Scope: <paste the absolute path to the folder you want audited>
Steps:
1. Detect the corpus type (Docusaurus, Obsidian, Next.js content
site, plain markdown, MkDocs). Read any CLAUDE.md or AGENTS.md
at the repo root for canonical IA conventions.
2. Inventory the scope: list every .md / .mdx file. For each one,
capture title, description, first paragraph, and the count of
inbound + outbound cross-references within the corpus.
3. Cluster the files by what they are actually about, ignoring
the folder they currently live in. Output the clusters with
the files in each.
4. For each cluster, evaluate against the current folder layout:
- Is the cluster cohesive in its current folder?
- Is the folder name an honest label for it?
- Is the folder oversized (>15 flat files)?
- Any orphans, duplicates, or cross-folder eating?
5. Produce a structured move plan. Each move row:
- From → To (full paths)
- Reason (which signal flagged it)
- Internal cross-ref count that needs updating
- External link risk (best-effort grep across sibling repos
in the same workspace; surface specific URLs and counts)
- Required follow-up (sidebar updates, new index pages)
6. Cap the plan at 20 moves. Surface additional candidates as a
tail list so I can scope a follow-up run.
7. Show me the plan.
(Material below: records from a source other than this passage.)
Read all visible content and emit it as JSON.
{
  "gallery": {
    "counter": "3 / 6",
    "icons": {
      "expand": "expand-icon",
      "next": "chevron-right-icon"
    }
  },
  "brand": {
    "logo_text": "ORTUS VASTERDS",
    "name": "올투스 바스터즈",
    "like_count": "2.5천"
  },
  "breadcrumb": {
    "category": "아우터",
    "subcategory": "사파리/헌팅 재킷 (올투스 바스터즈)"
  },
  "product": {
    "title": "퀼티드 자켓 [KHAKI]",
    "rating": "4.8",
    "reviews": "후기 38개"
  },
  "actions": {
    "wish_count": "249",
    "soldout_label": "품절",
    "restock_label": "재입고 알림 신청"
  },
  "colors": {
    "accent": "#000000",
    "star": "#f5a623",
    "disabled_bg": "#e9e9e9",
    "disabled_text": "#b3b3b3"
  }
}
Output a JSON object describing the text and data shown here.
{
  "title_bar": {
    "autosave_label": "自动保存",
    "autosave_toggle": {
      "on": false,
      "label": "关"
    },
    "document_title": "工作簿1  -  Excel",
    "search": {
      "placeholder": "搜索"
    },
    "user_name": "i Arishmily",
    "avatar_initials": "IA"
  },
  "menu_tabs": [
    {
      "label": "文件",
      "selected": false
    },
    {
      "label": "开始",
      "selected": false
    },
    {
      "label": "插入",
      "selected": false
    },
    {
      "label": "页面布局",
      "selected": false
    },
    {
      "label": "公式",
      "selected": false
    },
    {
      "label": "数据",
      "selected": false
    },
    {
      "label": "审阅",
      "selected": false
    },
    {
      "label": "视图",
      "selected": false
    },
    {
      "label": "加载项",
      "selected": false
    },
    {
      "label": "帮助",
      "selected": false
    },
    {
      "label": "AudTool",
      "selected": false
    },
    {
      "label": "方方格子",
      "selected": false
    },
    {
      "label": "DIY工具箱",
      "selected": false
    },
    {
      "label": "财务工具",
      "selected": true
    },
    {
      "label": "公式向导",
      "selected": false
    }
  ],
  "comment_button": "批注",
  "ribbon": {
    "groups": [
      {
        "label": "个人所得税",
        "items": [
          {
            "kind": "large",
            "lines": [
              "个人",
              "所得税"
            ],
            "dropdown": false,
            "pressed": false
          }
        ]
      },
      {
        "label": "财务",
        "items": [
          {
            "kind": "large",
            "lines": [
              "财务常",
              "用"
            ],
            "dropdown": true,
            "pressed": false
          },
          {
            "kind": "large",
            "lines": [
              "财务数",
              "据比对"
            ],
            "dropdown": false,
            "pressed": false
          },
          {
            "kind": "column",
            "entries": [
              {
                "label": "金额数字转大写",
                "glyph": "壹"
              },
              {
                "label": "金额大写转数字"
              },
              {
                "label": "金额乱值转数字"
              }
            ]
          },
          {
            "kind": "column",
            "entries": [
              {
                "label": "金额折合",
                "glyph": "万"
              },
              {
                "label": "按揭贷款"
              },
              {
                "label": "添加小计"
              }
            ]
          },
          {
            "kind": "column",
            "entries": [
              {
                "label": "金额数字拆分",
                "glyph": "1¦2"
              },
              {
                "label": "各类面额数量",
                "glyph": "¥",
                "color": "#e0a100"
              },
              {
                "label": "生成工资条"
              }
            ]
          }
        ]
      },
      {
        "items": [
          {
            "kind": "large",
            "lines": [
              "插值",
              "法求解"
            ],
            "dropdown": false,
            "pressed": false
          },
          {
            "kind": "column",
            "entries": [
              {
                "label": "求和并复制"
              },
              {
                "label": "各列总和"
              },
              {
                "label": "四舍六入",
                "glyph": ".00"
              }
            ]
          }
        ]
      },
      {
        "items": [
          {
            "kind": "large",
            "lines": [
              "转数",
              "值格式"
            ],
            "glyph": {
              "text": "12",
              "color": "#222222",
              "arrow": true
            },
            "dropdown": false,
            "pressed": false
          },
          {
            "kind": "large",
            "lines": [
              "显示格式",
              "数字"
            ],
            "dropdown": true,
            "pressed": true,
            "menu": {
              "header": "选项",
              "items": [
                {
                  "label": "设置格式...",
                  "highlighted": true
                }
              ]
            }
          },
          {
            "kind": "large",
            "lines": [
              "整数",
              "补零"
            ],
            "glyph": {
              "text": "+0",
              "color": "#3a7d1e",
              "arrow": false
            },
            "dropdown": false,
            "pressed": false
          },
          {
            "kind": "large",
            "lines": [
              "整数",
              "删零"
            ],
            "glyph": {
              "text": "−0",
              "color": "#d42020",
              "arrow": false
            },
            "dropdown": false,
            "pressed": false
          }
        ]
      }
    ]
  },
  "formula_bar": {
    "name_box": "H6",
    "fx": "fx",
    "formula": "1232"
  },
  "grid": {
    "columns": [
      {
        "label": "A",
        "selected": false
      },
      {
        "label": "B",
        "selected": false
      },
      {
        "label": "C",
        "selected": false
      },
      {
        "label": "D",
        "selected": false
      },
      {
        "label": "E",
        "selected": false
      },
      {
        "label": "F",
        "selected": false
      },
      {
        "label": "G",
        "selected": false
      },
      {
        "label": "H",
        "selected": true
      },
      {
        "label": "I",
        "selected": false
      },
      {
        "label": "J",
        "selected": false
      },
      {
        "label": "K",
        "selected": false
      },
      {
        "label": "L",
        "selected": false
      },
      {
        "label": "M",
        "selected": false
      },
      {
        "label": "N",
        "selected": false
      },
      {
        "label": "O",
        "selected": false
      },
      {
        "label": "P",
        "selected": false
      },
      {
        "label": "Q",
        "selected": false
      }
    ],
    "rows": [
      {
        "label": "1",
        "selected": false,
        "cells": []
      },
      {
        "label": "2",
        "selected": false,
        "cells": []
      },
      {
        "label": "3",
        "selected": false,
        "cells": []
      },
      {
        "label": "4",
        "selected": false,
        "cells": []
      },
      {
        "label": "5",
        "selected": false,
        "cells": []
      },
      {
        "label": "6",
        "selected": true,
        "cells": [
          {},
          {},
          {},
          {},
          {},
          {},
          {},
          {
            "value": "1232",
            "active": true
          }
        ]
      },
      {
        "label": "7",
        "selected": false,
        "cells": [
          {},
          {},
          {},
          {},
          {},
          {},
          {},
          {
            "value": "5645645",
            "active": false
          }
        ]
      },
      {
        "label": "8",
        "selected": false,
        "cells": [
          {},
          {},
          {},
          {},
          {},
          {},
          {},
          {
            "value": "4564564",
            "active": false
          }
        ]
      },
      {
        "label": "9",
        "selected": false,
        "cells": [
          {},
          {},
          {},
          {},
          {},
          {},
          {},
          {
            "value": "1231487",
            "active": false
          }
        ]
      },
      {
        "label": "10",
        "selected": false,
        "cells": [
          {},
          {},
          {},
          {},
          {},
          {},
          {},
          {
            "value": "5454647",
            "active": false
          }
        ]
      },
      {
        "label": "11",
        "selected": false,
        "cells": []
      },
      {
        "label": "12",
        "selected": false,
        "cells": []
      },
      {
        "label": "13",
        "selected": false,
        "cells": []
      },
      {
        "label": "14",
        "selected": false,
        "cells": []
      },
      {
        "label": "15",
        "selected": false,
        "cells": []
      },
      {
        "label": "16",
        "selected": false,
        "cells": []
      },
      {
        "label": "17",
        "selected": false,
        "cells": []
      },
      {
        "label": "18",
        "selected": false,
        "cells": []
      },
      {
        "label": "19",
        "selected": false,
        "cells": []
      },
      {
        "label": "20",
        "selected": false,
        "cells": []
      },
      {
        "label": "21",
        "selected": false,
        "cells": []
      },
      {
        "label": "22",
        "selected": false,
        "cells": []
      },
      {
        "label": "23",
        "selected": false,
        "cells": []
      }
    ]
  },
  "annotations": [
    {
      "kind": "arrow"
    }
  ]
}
Wait for me to approve, revise, or scope down
before executing anything.
When I approve, execute the moves with `git mv`, sweep cross-refs
with perl in-place across all corpus files, update the sidebar /
nav file, update affected index pages, verify nothing stale remains
with grep, and commit + push in one step. The commit message must
flag external link breakage with specific URLs.
The output is a plan you can review with the team before any file moves. The execution is mechanical and audit-able after the fact.
What Good IA Looks Like
The marker of a healthy information architecture is not minimalism. It is honesty. Every folder label describes what is actually inside it. Every file lives in the folder a new reader would predict. Every sidebar grouping tells the truth about the cluster underneath. New docs find their natural home without forcing.
You will know the refactor worked when the next person who joins your team can guess where to find a doc by reading the sidebar, and they are right almost every time.
Further Reading
- Maintain Coherence: The continuous discipline of keeping the repository internally consistent. Run on a different cadence than IA refactoring.
- Make Your Company Refactorable: Why grep-able, version-controlled formats are the precondition for being able to refactor at all.
- Migrate to Refactorable Systems: The one-time migration that gets you to a corpus you can refactor in the first place.
- Make Every File Count: The principle that an oversized folder usually means too many files that should not exist, not just files in the wrong place.
- Solution Hunting: The companion discipline for the question "should this tool exist." IA refactoring is the question "should this folder exist." Same family, different scope.